Figure 2. Croquis du circuit électrique de la servodirection sur le Evan Richard
Croquis du circuit électrique de la servodirection sur le Evan Richard

Avant sa refonte, l'appareil à gouverner du Evan Richard était activé à l'aide d'un télémoteur hydraulique manuel. La barre était reliée directement à une pompe hydraulique et raccordée par deux conduits hydrauliques à un vérin, lui-même connecté à la mèche du gouvernail. En tournant la barre, une pression hydraulique était transmise au vérin et activait le gouvernail.

Lors de la refonte, une servodirection et un pilote automatique ont été ajoutés à l'appareil à gouverner. Avec cet ajout, en plus du télémoteur, le navire pouvait être barré par la servodirection à l'aide d'un levier de commande ou par le pilote automatique à l'aide du capteur installé sur le compas magnétique raccordé au tableau de commande (voir la figure 2).

Lors de l'installation, on a ajouté un fusible de 20 A entre le module d'entraînement et le groupe moteur (voir « A », figure 2). L'expérience a démontré que le groupe moteur de l'appareil à gouverner était porté à tomber en panne en mer. L'ajout du fusible avait pour but de limiter l'entretien et le remplacement de cette pièce.
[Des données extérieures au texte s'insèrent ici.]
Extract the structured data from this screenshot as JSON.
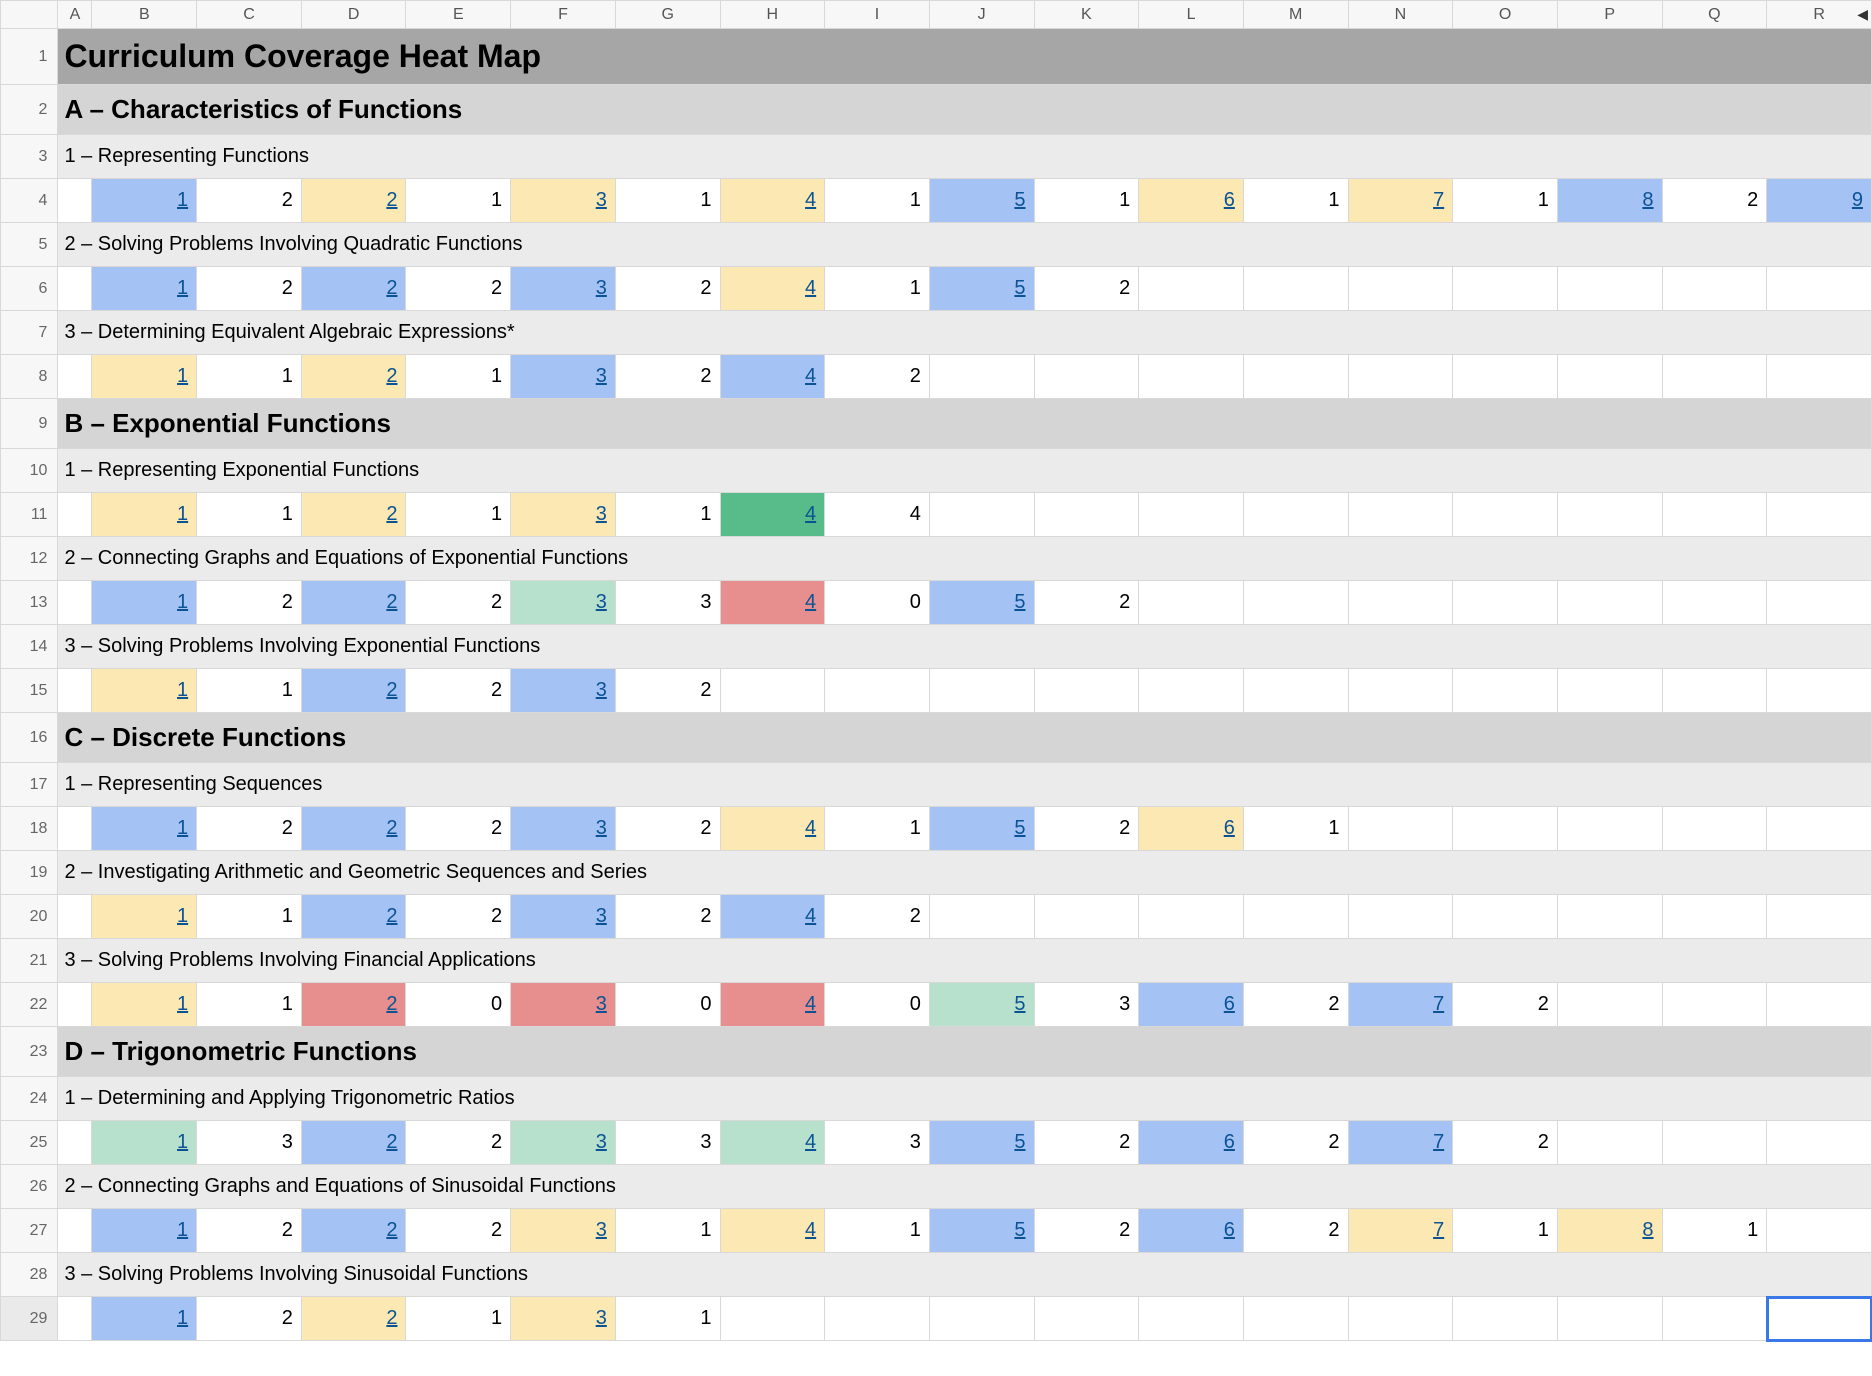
{
  "columns": [
    "A",
    "B",
    "C",
    "D",
    "E",
    "F",
    "G",
    "H",
    "I",
    "J",
    "K",
    "L",
    "M",
    "N",
    "O",
    "P",
    "Q",
    "R"
  ],
  "rowNumbers": [
    "1",
    "2",
    "3",
    "4",
    "5",
    "6",
    "7",
    "8",
    "9",
    "10",
    "11",
    "12",
    "13",
    "14",
    "15",
    "16",
    "17",
    "18",
    "19",
    "20",
    "21",
    "22",
    "23",
    "24",
    "25",
    "26",
    "27",
    "28",
    "29"
  ],
  "rows": [
    {
      "type": "title",
      "text": "Curriculum Coverage Heat Map"
    },
    {
      "type": "section",
      "text": "A – Characteristics of Functions"
    },
    {
      "type": "subhdr",
      "text": "1 – Representing Functions"
    },
    {
      "type": "data",
      "cells": [
        [
          "1",
          "link",
          "h-blue"
        ],
        [
          "2",
          "",
          ""
        ],
        [
          "2",
          "link",
          "h-cream"
        ],
        [
          "1",
          "",
          ""
        ],
        [
          "3",
          "link",
          "h-cream"
        ],
        [
          "1",
          "",
          ""
        ],
        [
          "4",
          "link",
          "h-cream"
        ],
        [
          "1",
          "",
          ""
        ],
        [
          "5",
          "link",
          "h-blue"
        ],
        [
          "1",
          "",
          ""
        ],
        [
          "6",
          "link",
          "h-cream"
        ],
        [
          "1",
          "",
          ""
        ],
        [
          "7",
          "link",
          "h-cream"
        ],
        [
          "1",
          "",
          ""
        ],
        [
          "8",
          "link",
          "h-blue"
        ],
        [
          "2",
          "",
          ""
        ],
        [
          "9",
          "link",
          "h-blue"
        ]
      ]
    },
    {
      "type": "subhdr",
      "text": "2 – Solving Problems Involving Quadratic Functions"
    },
    {
      "type": "data",
      "cells": [
        [
          "1",
          "link",
          "h-blue"
        ],
        [
          "2",
          "",
          ""
        ],
        [
          "2",
          "link",
          "h-blue"
        ],
        [
          "2",
          "",
          ""
        ],
        [
          "3",
          "link",
          "h-blue"
        ],
        [
          "2",
          "",
          ""
        ],
        [
          "4",
          "link",
          "h-cream"
        ],
        [
          "1",
          "",
          ""
        ],
        [
          "5",
          "link",
          "h-blue"
        ],
        [
          "2",
          "",
          ""
        ]
      ]
    },
    {
      "type": "subhdr",
      "text": "3 – Determining Equivalent Algebraic Expressions*"
    },
    {
      "type": "data",
      "cells": [
        [
          "1",
          "link",
          "h-cream"
        ],
        [
          "1",
          "",
          ""
        ],
        [
          "2",
          "link",
          "h-cream"
        ],
        [
          "1",
          "",
          ""
        ],
        [
          "3",
          "link",
          "h-blue"
        ],
        [
          "2",
          "",
          ""
        ],
        [
          "4",
          "link",
          "h-blue"
        ],
        [
          "2",
          "",
          ""
        ]
      ]
    },
    {
      "type": "section",
      "text": "B – Exponential Functions"
    },
    {
      "type": "subhdr",
      "text": "1 – Representing Exponential Functions"
    },
    {
      "type": "data",
      "cells": [
        [
          "1",
          "link",
          "h-cream"
        ],
        [
          "1",
          "",
          ""
        ],
        [
          "2",
          "link",
          "h-cream"
        ],
        [
          "1",
          "",
          ""
        ],
        [
          "3",
          "link",
          "h-cream"
        ],
        [
          "1",
          "",
          ""
        ],
        [
          "4",
          "link",
          "h-dgreen"
        ],
        [
          "4",
          "",
          ""
        ]
      ]
    },
    {
      "type": "subhdr",
      "text": "2 – Connecting Graphs and Equations of Exponential Functions"
    },
    {
      "type": "data",
      "cells": [
        [
          "1",
          "link",
          "h-blue"
        ],
        [
          "2",
          "",
          ""
        ],
        [
          "2",
          "link",
          "h-blue"
        ],
        [
          "2",
          "",
          ""
        ],
        [
          "3",
          "link",
          "h-green"
        ],
        [
          "3",
          "",
          ""
        ],
        [
          "4",
          "link",
          "h-red"
        ],
        [
          "0",
          "",
          ""
        ],
        [
          "5",
          "link",
          "h-blue"
        ],
        [
          "2",
          "",
          ""
        ]
      ]
    },
    {
      "type": "subhdr",
      "text": "3 – Solving Problems Involving Exponential Functions"
    },
    {
      "type": "data",
      "cells": [
        [
          "1",
          "link",
          "h-cream"
        ],
        [
          "1",
          "",
          ""
        ],
        [
          "2",
          "link",
          "h-blue"
        ],
        [
          "2",
          "",
          ""
        ],
        [
          "3",
          "link",
          "h-blue"
        ],
        [
          "2",
          "",
          ""
        ]
      ]
    },
    {
      "type": "section",
      "text": "C – Discrete Functions"
    },
    {
      "type": "subhdr",
      "text": "1 – Representing Sequences"
    },
    {
      "type": "data",
      "cells": [
        [
          "1",
          "link",
          "h-blue"
        ],
        [
          "2",
          "",
          ""
        ],
        [
          "2",
          "link",
          "h-blue"
        ],
        [
          "2",
          "",
          ""
        ],
        [
          "3",
          "link",
          "h-blue"
        ],
        [
          "2",
          "",
          ""
        ],
        [
          "4",
          "link",
          "h-cream"
        ],
        [
          "1",
          "",
          ""
        ],
        [
          "5",
          "link",
          "h-blue"
        ],
        [
          "2",
          "",
          ""
        ],
        [
          "6",
          "link",
          "h-cream"
        ],
        [
          "1",
          "",
          ""
        ]
      ]
    },
    {
      "type": "subhdr",
      "text": "2 – Investigating Arithmetic and Geometric Sequences and Series"
    },
    {
      "type": "data",
      "cells": [
        [
          "1",
          "link",
          "h-cream"
        ],
        [
          "1",
          "",
          ""
        ],
        [
          "2",
          "link",
          "h-blue"
        ],
        [
          "2",
          "",
          ""
        ],
        [
          "3",
          "link",
          "h-blue"
        ],
        [
          "2",
          "",
          ""
        ],
        [
          "4",
          "link",
          "h-blue"
        ],
        [
          "2",
          "",
          ""
        ]
      ]
    },
    {
      "type": "subhdr",
      "text": "3 – Solving Problems Involving Financial Applications"
    },
    {
      "type": "data",
      "cells": [
        [
          "1",
          "link",
          "h-cream"
        ],
        [
          "1",
          "",
          ""
        ],
        [
          "2",
          "link",
          "h-red"
        ],
        [
          "0",
          "",
          ""
        ],
        [
          "3",
          "link",
          "h-red"
        ],
        [
          "0",
          "",
          ""
        ],
        [
          "4",
          "link",
          "h-red"
        ],
        [
          "0",
          "",
          ""
        ],
        [
          "5",
          "link",
          "h-green"
        ],
        [
          "3",
          "",
          ""
        ],
        [
          "6",
          "link",
          "h-blue"
        ],
        [
          "2",
          "",
          ""
        ],
        [
          "7",
          "link",
          "h-blue"
        ],
        [
          "2",
          "",
          ""
        ]
      ]
    },
    {
      "type": "section",
      "text": "D – Trigonometric Functions"
    },
    {
      "type": "subhdr",
      "text": "1 – Determining and Applying Trigonometric Ratios"
    },
    {
      "type": "data",
      "cells": [
        [
          "1",
          "link",
          "h-green"
        ],
        [
          "3",
          "",
          ""
        ],
        [
          "2",
          "link",
          "h-blue"
        ],
        [
          "2",
          "",
          ""
        ],
        [
          "3",
          "link",
          "h-green"
        ],
        [
          "3",
          "",
          ""
        ],
        [
          "4",
          "link",
          "h-green"
        ],
        [
          "3",
          "",
          ""
        ],
        [
          "5",
          "link",
          "h-blue"
        ],
        [
          "2",
          "",
          ""
        ],
        [
          "6",
          "link",
          "h-blue"
        ],
        [
          "2",
          "",
          ""
        ],
        [
          "7",
          "link",
          "h-blue"
        ],
        [
          "2",
          "",
          ""
        ]
      ]
    },
    {
      "type": "subhdr",
      "text": "2 – Connecting Graphs and Equations of Sinusoidal Functions"
    },
    {
      "type": "data",
      "cells": [
        [
          "1",
          "link",
          "h-blue"
        ],
        [
          "2",
          "",
          ""
        ],
        [
          "2",
          "link",
          "h-blue"
        ],
        [
          "2",
          "",
          ""
        ],
        [
          "3",
          "link",
          "h-cream"
        ],
        [
          "1",
          "",
          ""
        ],
        [
          "4",
          "link",
          "h-cream"
        ],
        [
          "1",
          "",
          ""
        ],
        [
          "5",
          "link",
          "h-blue"
        ],
        [
          "2",
          "",
          ""
        ],
        [
          "6",
          "link",
          "h-blue"
        ],
        [
          "2",
          "",
          ""
        ],
        [
          "7",
          "link",
          "h-cream"
        ],
        [
          "1",
          "",
          ""
        ],
        [
          "8",
          "link",
          "h-cream"
        ],
        [
          "1",
          "",
          ""
        ]
      ]
    },
    {
      "type": "subhdr",
      "text": "3 – Solving Problems Involving Sinusoidal Functions"
    },
    {
      "type": "data",
      "cells": [
        [
          "1",
          "link",
          "h-blue"
        ],
        [
          "2",
          "",
          ""
        ],
        [
          "2",
          "link",
          "h-cream"
        ],
        [
          "1",
          "",
          ""
        ],
        [
          "3",
          "link",
          "h-cream"
        ],
        [
          "1",
          "",
          ""
        ]
      ]
    }
  ],
  "selectedCell": {
    "row": 29,
    "col": "R"
  }
}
Lors d'essais en mer dans les jours précédant le départ, le capitaine a signalé au technicien que le fusible avait fondu à quelques reprises. Une évaluation a permis de conclure que le fusible fondait quand la barre était maintenue à droite ou à gauche toute; le système n'était pas muni d'un interrupteur de fin de butée. Une surcharge était ainsi provoquée dans le circuit et faisait fondre le fusible de 20 A. Pour palier à ce problème, on a proposé d'installer un autre type de servodirection, mais le capitaine a décidé de conserver le système en place étant donné le coût additionnel de remplacement.

Équipement de sauvetage

Il n'y avait ni radeau de sauvetage ni combinaison d'immersion ni radiobalise de localisation des sinistres (RLS) sur le Evan Richard. Aucun de ces engins de sauvetage n'est requis à bord d'un bateau de pêche d'une jauge brute égale ou inférieure à 15.
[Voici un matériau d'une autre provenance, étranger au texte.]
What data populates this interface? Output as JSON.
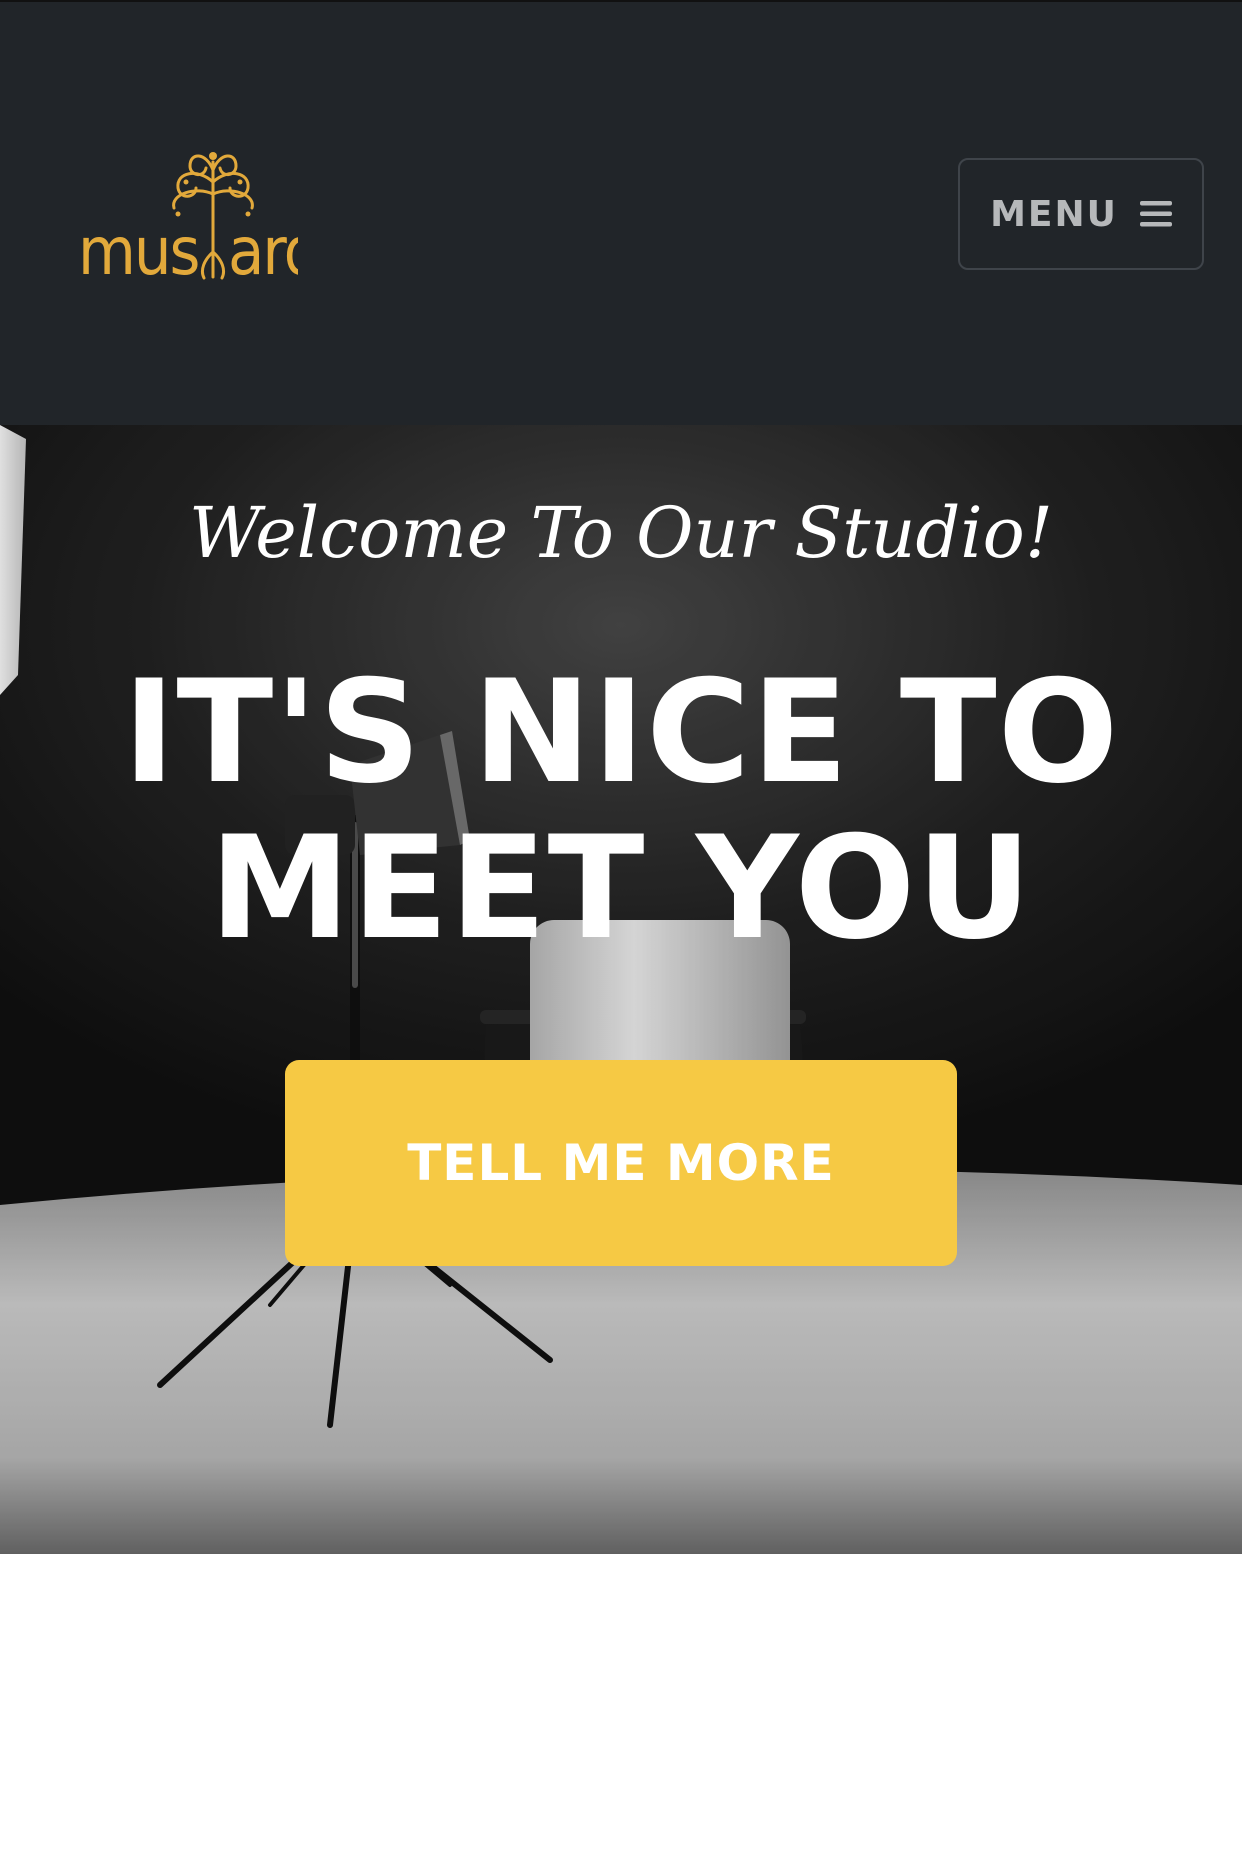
{
  "navbar": {
    "brand_name": "mustard",
    "brand_color": "#e2a93b",
    "background_color": "#212529",
    "menu_label": "MENU",
    "menu_icon": "hamburger-icon"
  },
  "hero": {
    "subheading": "Welcome To Our Studio!",
    "heading_line1": "IT'S NICE TO",
    "heading_line2": "MEET YOU",
    "button_label": "TELL ME MORE",
    "button_color": "#f6c944",
    "background_image": "photo-studio-chair-and-lights"
  }
}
Une inspection effectuée par la compagnie d'assurances en date du 17 septembre 2003 indique qu'il n'y avait pas de gilet de sauvetage à bord. Le capitaine confirme cependant s'être procuré trois vêtements de flottaison individuels (VFI) avant le départ du voyage qui a mené à l'accident. Lors du naufrage, aucun des membres de l'équipage ne portait de VFI. En guise d'embarcation de sauvetage, le Evan Richard remorquait un canot pneumatique de quelque 3 m de long. Cette embarcation n'a pas servi lors du naufrage et n'a pas été retrouvée après l'accident.

Chargement

Le Evan Richard était conçu pour la pêche, toutefois son propriétaire en a fait usage pour des opérations pour lesquelles il n'était pas destiné. Dans le cas à l'étude, le Evan Richard avait un chargement de bois d'environ 1,5 m de haut recouvrant la totalité du pont arrière. Le bois en ponté faisait saillie à l'arrière du tableau sur une distance d'environ 1,65 m. Le bois était assujetti par un seul câble de nylon passant en travers du bateau et retenu par des oeillets en acier vissés sur le dessus du pavois. Par-dessus le bois, il y avait six dragues à pétoncles. De plus, deux barils de carburant diesel étaient arrimés sur le gaillard d'avant et deux autres derrière les emménagements. Trois bouteilles de propane étaient aussi arrimées sur le dessus de la passerelle. La masse totale de quelque 6570 kg était répartie de la façon suivante :

Photo 5. Vue de l'arrière du Evan Richard avec son chargement avant le départ de Bas Caraquet
Vue de l'arrière du Evan Richard avec son chargement avant le départ de Bas Caraquet

En outre, on estime qu'il y avait quelque 3000 kg de carburant diesel dans le réservoir de combustible arrière.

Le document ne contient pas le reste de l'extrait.